Gateway auth mode must be explicit. If you have both gateway.auth.token and gateway.auth.password configured (including SecretRefs), you now need to set gateway.auth.mode to either token or password before upgrading. Without it, startup, pairing, and TUI will fail.

This is a security improvement (no more ambiguous auth resolution), but it will break existing configs that have both auth methods defined without an explicit mode. Check your config before you upgrade.

Notable Fixes

A few fixes worth calling out:

  • Config fail-closed on validation errors. Previously, invalid configs could silently fall back to permissive runtime defaults. Now they fail closed. This is a security fix disguised as a bug fix. If your config has errors, the gateway won’t start instead of starting with who-knows-what defaults.

  • Memory search BM25 ranking fix. Hybrid memory search had a bug where keyword match scores were collapsing or reversing. Stronger keyword matches now rank above weaker ones, as they should. If your memory search results felt random, this is probably why.

  • Telegram stale-socket restart guard. Prevents Telegram providers from being misclassified as stale due to long uptime. Stops restart storms after upgrades. If you’ve seen your Telegram bot restart repeatedly after updating, this is the fix.

  • Headless Linux onboarding fix. The daemon install flow no longer crashes on SSH/headless VPS environments when probing systemctl. If you tried to set up OpenClaw on a remote server and it crashed during onboarding, try again with this release.

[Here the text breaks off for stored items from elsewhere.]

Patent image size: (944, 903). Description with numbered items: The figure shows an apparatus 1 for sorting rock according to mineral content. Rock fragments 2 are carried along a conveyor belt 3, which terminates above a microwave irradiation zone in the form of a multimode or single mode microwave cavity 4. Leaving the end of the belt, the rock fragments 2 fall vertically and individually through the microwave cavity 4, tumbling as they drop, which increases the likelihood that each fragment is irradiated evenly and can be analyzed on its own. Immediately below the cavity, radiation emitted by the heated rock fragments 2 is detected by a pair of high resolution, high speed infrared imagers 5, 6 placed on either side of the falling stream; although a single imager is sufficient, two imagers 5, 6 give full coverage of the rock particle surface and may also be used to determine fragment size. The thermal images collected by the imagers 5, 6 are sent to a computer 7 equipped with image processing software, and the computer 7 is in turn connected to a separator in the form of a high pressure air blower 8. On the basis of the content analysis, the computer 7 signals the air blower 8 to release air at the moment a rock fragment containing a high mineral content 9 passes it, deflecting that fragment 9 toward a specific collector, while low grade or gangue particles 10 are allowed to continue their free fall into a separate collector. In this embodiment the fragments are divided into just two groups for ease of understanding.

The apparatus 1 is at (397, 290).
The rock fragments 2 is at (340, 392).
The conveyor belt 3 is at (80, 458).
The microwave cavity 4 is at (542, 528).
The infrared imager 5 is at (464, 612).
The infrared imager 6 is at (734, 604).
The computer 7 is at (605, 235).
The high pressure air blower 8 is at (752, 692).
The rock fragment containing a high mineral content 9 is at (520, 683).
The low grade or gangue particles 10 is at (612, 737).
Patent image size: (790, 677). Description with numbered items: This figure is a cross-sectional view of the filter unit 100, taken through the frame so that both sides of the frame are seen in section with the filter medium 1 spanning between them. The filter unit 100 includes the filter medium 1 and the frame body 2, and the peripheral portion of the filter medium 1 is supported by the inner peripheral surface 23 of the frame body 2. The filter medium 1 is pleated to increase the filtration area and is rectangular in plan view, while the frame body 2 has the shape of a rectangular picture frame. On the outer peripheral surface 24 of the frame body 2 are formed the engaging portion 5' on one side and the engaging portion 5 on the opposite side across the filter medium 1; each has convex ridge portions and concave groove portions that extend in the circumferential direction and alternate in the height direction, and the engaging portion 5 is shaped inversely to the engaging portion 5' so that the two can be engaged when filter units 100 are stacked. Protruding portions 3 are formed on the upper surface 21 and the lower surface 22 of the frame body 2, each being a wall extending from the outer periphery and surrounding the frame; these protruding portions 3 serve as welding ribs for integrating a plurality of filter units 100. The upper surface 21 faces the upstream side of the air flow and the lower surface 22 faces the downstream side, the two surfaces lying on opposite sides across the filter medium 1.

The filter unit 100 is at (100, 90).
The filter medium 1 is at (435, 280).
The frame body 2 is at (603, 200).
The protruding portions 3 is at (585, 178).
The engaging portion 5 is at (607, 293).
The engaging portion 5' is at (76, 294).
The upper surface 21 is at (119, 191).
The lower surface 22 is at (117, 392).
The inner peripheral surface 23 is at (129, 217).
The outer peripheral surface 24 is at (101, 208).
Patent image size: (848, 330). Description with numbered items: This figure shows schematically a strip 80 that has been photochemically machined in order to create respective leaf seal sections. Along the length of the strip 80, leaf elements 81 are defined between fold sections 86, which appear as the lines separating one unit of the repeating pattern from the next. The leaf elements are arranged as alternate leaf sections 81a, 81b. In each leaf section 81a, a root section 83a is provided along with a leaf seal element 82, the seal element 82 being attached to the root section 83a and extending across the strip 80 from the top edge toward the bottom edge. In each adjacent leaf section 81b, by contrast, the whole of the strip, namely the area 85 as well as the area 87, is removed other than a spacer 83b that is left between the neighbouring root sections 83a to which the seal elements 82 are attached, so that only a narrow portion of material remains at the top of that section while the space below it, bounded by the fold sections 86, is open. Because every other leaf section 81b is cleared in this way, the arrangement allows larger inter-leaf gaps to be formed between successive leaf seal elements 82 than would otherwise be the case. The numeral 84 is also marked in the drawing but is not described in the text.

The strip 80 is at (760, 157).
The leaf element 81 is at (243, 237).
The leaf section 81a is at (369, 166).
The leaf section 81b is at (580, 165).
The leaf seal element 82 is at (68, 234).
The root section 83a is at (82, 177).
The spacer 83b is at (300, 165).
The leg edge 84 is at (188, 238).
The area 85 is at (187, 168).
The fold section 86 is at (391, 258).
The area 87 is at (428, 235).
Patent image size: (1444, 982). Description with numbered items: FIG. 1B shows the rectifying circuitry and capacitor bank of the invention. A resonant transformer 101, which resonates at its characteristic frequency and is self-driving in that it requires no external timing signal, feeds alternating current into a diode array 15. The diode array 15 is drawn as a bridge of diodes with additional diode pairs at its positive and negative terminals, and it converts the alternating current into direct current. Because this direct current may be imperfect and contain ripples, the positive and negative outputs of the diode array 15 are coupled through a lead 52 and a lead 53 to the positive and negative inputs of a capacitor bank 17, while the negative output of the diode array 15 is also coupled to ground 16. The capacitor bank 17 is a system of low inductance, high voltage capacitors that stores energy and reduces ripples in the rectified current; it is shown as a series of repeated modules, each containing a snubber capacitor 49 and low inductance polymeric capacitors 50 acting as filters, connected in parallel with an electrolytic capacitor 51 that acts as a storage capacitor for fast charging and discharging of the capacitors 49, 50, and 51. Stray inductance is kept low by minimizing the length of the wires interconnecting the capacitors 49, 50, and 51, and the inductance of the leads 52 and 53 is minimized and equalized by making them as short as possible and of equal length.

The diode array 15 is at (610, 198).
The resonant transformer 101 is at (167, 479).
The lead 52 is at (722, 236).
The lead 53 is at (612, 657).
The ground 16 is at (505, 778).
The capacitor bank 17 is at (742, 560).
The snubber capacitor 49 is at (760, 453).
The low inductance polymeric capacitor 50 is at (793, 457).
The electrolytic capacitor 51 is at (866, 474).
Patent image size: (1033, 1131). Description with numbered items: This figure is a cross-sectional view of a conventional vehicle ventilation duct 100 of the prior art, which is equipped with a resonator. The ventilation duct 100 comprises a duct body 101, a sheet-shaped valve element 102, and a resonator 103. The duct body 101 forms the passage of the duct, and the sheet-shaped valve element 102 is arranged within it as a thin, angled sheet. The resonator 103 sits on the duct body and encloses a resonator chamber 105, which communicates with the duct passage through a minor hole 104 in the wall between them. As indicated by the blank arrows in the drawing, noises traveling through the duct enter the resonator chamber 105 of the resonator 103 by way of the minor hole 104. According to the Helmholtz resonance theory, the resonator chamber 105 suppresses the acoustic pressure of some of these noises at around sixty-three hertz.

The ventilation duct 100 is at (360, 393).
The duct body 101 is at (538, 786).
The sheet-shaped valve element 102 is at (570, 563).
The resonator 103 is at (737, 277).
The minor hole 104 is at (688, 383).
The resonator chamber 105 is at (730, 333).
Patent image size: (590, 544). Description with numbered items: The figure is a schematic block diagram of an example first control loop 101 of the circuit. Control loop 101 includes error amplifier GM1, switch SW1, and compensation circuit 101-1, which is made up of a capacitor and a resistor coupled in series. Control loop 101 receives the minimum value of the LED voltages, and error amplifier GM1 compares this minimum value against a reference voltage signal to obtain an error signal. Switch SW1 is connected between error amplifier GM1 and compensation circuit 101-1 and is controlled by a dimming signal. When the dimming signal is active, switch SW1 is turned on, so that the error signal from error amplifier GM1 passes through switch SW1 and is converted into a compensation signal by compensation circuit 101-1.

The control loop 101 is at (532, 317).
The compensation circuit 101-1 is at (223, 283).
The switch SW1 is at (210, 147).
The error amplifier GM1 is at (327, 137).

  • Brave web search language code validation. Properly handles language codes like zh-hans, zh-hant, en-gb, and pt-br instead of letting them fail upstream with 422 errors.

New Model Support

  • Gemini 3.1 Flash-Lite gets first-class support across model-id normalization, default aliases, and media understanding. Another lightweight option for tasks that don’t need heavy reasoning.

  • MiniMax-M2.5-Lightning removed from provider catalogs. If you were still referencing it, switch to MiniMax-M2.5-Highspeed.

Bottom Line

v2026.3.7 is an extensibility and reliability release. The context engine plugin interface is the headline, but the persistent ACP bindings and Docker improvements are what most production users will feel immediately.

The theme here is “stop losing state.” Bindings survive restarts. Compaction is observable. Context management is pluggable. Config errors fail loudly. These are all things that make OpenClaw more predictable in production, which is what you want from infrastructure software.

Upgrade:

openclaw update
# or
npm update -g openclaw

Check your gateway auth config first if you have both token and password defined. Run openclaw config validate to catch any issues before restarting.